Several solutions have been attempted, but none have resolved the problem:

  • GitHub LFS: Attempted to upload the release.zip to LFS during workflow runtime. However, this approach was unsuccessful as it failed to push. Additionally, there are concerns about the feasibility of pushing LFS during the workflow.

  • Splitting the zip: Tried to split the zip file into partial zip files. Unfortunately, this failed during the workflow due to the actions/upload-release-asset@v1 not supporting multiple files. Moreover, attempting to split files in this manner on my local machine resulted in corrupted files.

  • Maximum compression: Utilized the zip -mx9 option for maximum compression, but this did not alleviate the issue.
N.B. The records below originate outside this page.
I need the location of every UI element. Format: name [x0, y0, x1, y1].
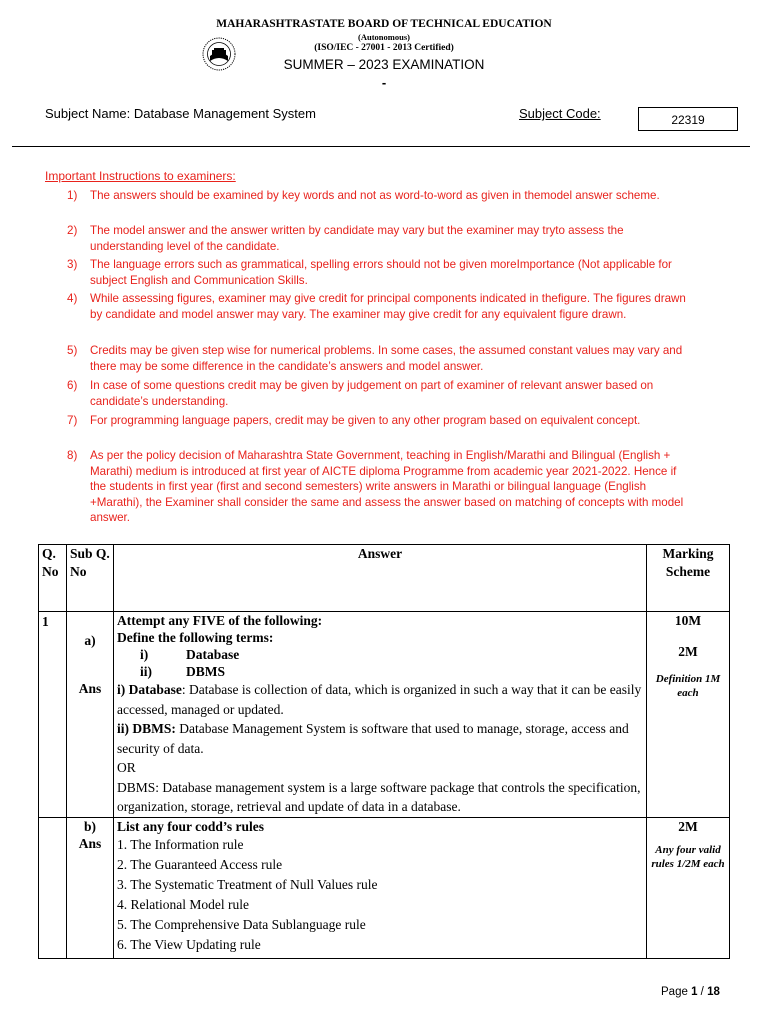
header-answer: Answer [114, 545, 647, 612]
term-item [117, 663, 643, 680]
instruction-text: While assessing figures, examiner may give credit for principal components indicated in thefigure. The figures drawn by candidate and model answer may vary. The examiner may give credit for any equivalent figure drawn. [90, 292, 686, 321]
autonomous-label: (Autonomous) [358, 32, 410, 42]
dbms-alt-definition: DBMS: Database management system is a large software package that controls the specification, organization, storage, retrieval and update of data in a database. [117, 779, 641, 814]
rule-item: 1. The Information rule [117, 836, 244, 852]
board-name: MAHARASHTRASTATE BOARD OF TECHNICAL EDUCATION [216, 18, 552, 30]
instruction-text: As per the policy decision of Maharashtra State Government, teaching in English/Marathi and Bilingual (English + Marathi) medium is introduced at first year of AICTE diploma Programme from academic year 2021-2022. Hence if the students in first year (first and second semesters) write answers in Marathi or bilingual language (English +Marathi), the Examiner shall consider the same and assess the answer based on matching of concepts with model answer. [90, 449, 684, 525]
instruction-number: 3) [67, 258, 78, 271]
header-divider [12, 146, 750, 147]
instructions-heading: Important Instructions to examiners: [45, 169, 236, 183]
answer-cell [114, 817, 647, 958]
subject-name: Subject Name: Database Management System [45, 106, 316, 121]
subject-code-box: 22319 [638, 107, 738, 131]
marks-note: Definition 1M each [655, 673, 721, 699]
exam-title: SUMMER – 2023 EXAMINATION [283, 57, 485, 72]
question-number-empty [39, 817, 67, 958]
marks-note: Any four valid rules 1/2M each [651, 843, 725, 870]
subquestion-label: a) [84, 633, 96, 648]
instruction-item [45, 291, 695, 322]
instruction-text: The answers should be examined by key words and not as word-to-word as given in themodel answer scheme. [90, 189, 660, 202]
instruction-number: 7) [67, 414, 78, 427]
instruction-text: For programming language papers, credit may be given to any other program based on equivalent concept. [90, 414, 641, 427]
definition-text: : Database is collection of data, which is organized in such a way that it can be easily accessed, managed or updated. [117, 682, 642, 717]
header-qno: Q. No [39, 545, 67, 612]
term-label: DBMS [186, 664, 226, 679]
rule-item: 5. The Comprehensive Data Sublanguage rule [117, 916, 366, 932]
question-marks: 2M [678, 818, 698, 834]
rule-item: 2. The Guaranteed Access rule [117, 856, 283, 872]
page-label: Page [661, 986, 692, 998]
subject-code-label: Subject Code: [519, 106, 601, 121]
instruction-item [45, 378, 695, 409]
or-separator: OR [117, 760, 136, 775]
definition-text: Database Management System is software that used to manage, storage, access and security of data. [117, 721, 629, 756]
instruction-number: 5) [67, 344, 78, 357]
database-definition [117, 680, 643, 719]
page-separator: / [697, 986, 708, 998]
rule-item: 6. The View Updating rule [117, 936, 261, 952]
question-marks: 2M [678, 644, 698, 659]
term-number: ii) [140, 664, 152, 679]
total-pages: 18 [707, 986, 720, 998]
instruction-item [45, 413, 695, 429]
current-page: 1 [691, 986, 698, 998]
instruction-number: 1) [67, 189, 78, 202]
instruction-text: The language errors such as grammatical, spelling errors should not be given moreImportance (Not applicable for subject English and Communication Skills. [90, 258, 672, 287]
subquestion-cell [67, 817, 114, 958]
instruction-text: The model answer and the answer written by candidate may vary but the examiner may tryto assess the understanding level of the candidate. [90, 224, 624, 253]
ans-label: Ans [78, 680, 102, 696]
term-label: Database [186, 647, 240, 662]
instruction-item [45, 223, 695, 254]
instruction-number: 8) [67, 449, 78, 462]
total-marks: 10M [674, 613, 702, 628]
question-text: Define the following terms: [117, 630, 274, 645]
marks-cell [647, 817, 730, 958]
answer-cell [114, 612, 647, 818]
instruction-item [45, 448, 695, 526]
instruction-text: Credits may be given step wise for numerical problems. In some cases, the assumed constant values may vary and there may be some difference in the candidate’s answers and model answer. [90, 344, 683, 373]
instruction-text: In case of some questions credit may be given by judgement on part of examiner of relevant answer based on candidate’s understanding. [90, 379, 654, 408]
instruction-number: 4) [67, 292, 78, 305]
iso-certification: (ISO/IEC - 27001 - 2013 Certified) [314, 43, 454, 53]
question-number: 1 [39, 612, 67, 818]
marks-cell [647, 612, 730, 818]
definition-term: ii) DBMS: [117, 721, 176, 736]
rule-item: 4. Relational Model rule [117, 896, 249, 912]
answer-table [38, 544, 730, 959]
instruction-item [45, 188, 695, 204]
question-instruction: Attempt any FIVE of the following: [117, 613, 323, 628]
subquestion-label: b) [83, 818, 96, 834]
table-row [39, 612, 730, 818]
dbms-definition [117, 719, 643, 758]
definition-term: i) Database [117, 682, 182, 697]
term-item [117, 646, 643, 663]
instruction-number: 2) [67, 224, 78, 237]
header-subqno: Sub Q. No [67, 545, 114, 612]
ans-label: Ans [78, 835, 102, 851]
exam-dash: - [381, 75, 387, 90]
rule-item: 3. The Systematic Treatment of Null Values rule [117, 876, 378, 892]
instruction-number: 6) [67, 379, 78, 392]
question-text: List any four codd’s rules [117, 818, 265, 834]
instruction-item [45, 343, 695, 374]
instruction-item [45, 257, 695, 288]
header-marking: Marking Scheme [647, 545, 730, 612]
subquestion-cell [67, 612, 114, 818]
table-row [39, 817, 730, 958]
table-header-row [39, 545, 730, 612]
term-number: i) [140, 647, 149, 662]
page-number [661, 986, 720, 998]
The output zip file still exceeded 3GB.


Solution

  • Unfortunately, this failed during the workflow due to the actions/upload-release-asset@v1 not supporting multiple files.

    The README of actions/upload-release-asset states its no longer maintained and suggests using softprops/action-gh-release instead, which does support multiple files:

    for example to upload everything under a 'dist' directory:

    # ...
          uses: softprops/action-gh-release@v1
          with:
            files: "dist/*"
            # ... use other parameters as needed
    

    Moreover, attempting to split files in this manner on my local machine resulted in corrupted files.

    Files are just sequences of bytes. You should always be able to split up any arbitrary file into chunks of smaller files. On Linux systems, the split command can do precisely this. See one such example described here. Consider generating and publishing hashes as well to help verify integrity before and after upload.

    Here's a Python implementation of splitting and joining arbitrary binary files to and from chunks:

    import os
    from pathlib import Path
    from hashlib import sha256
    
    def split_file(infile: str | Path, outdir: str | Path | None = None, n_chunks: int = 5):
        infile = Path(infile).absolute()
        if outdir is None:
            outdir = infile.parent
        else:
            outdir = Path(outdir).absolute()
    
        outfile_pattern = f'{os.path.basename(infile)}.chunk{{}}'
    
        inhash = sha256()
        file_size = os.stat(infile).st_size
        assert file_size >= n_chunks, f'file too small ({file_size}) to chunk into {n_chunks}'
        assert n_chunks >= 2
        chunk_size = (file_size // n_chunks) or 1
        outpaths = []    
        with open(infile, 'rb') as in_f:
            for i in range(1, n_chunks + 1):
                outfile_name = outfile_pattern.format(i)
                outfile_path = outdir / outfile_name
                outpaths.append(outfile_path)
                with open(outfile_path, 'wb') as out_f:
                    if i == n_chunks:
                        chunk_contents = in_f.read()
                    else:
                        chunk_contents = in_f.read(chunk_size)
                    out_f.write(chunk_contents)
                    inhash.update(chunk_contents)
        return outpaths, inhash.hexdigest()
    
    
    def join_files(chunk_paths, outfile, expected_sha_256_digest=None):
        new_hash = sha256()
        with open(outfile, 'wb') as out:
            for fp in chunk_paths:
                with open(fp, 'rb') as f:
                    chunk_contents = f.read()
                    out.write(chunk_contents)
                    new_hash.update(chunk_contents)
        if expected_sha_256_digest is not None:
            assert expected_sha_256_digest == new_hash.hexdigest()
        return new_hash.hexdigest()
    
    # splitting usage:
    source_file = 'myfile.bin'
    chunk_files, digest = split_file(source_file)
    print(f'split {source_file} (digest: {digest}) into chunks:', *chunk_files, sep='\n\t')
    
    # joining usage:
    new_hash = join_files(chunk_files, 'myfile-again.bin', digest)
    print(f'Created myfile-again.bin with matching digest ({new_hash})')
    

    Maximum compression: Utilized the zip -mx9 option for maximum compression

    Unclear whether this will get you to the size you need, but you can try using a better compression mechanism. 7zip with specific options, zlib, or LZMA2 may get you better results than what is possible with zip, depending on the nature of your data.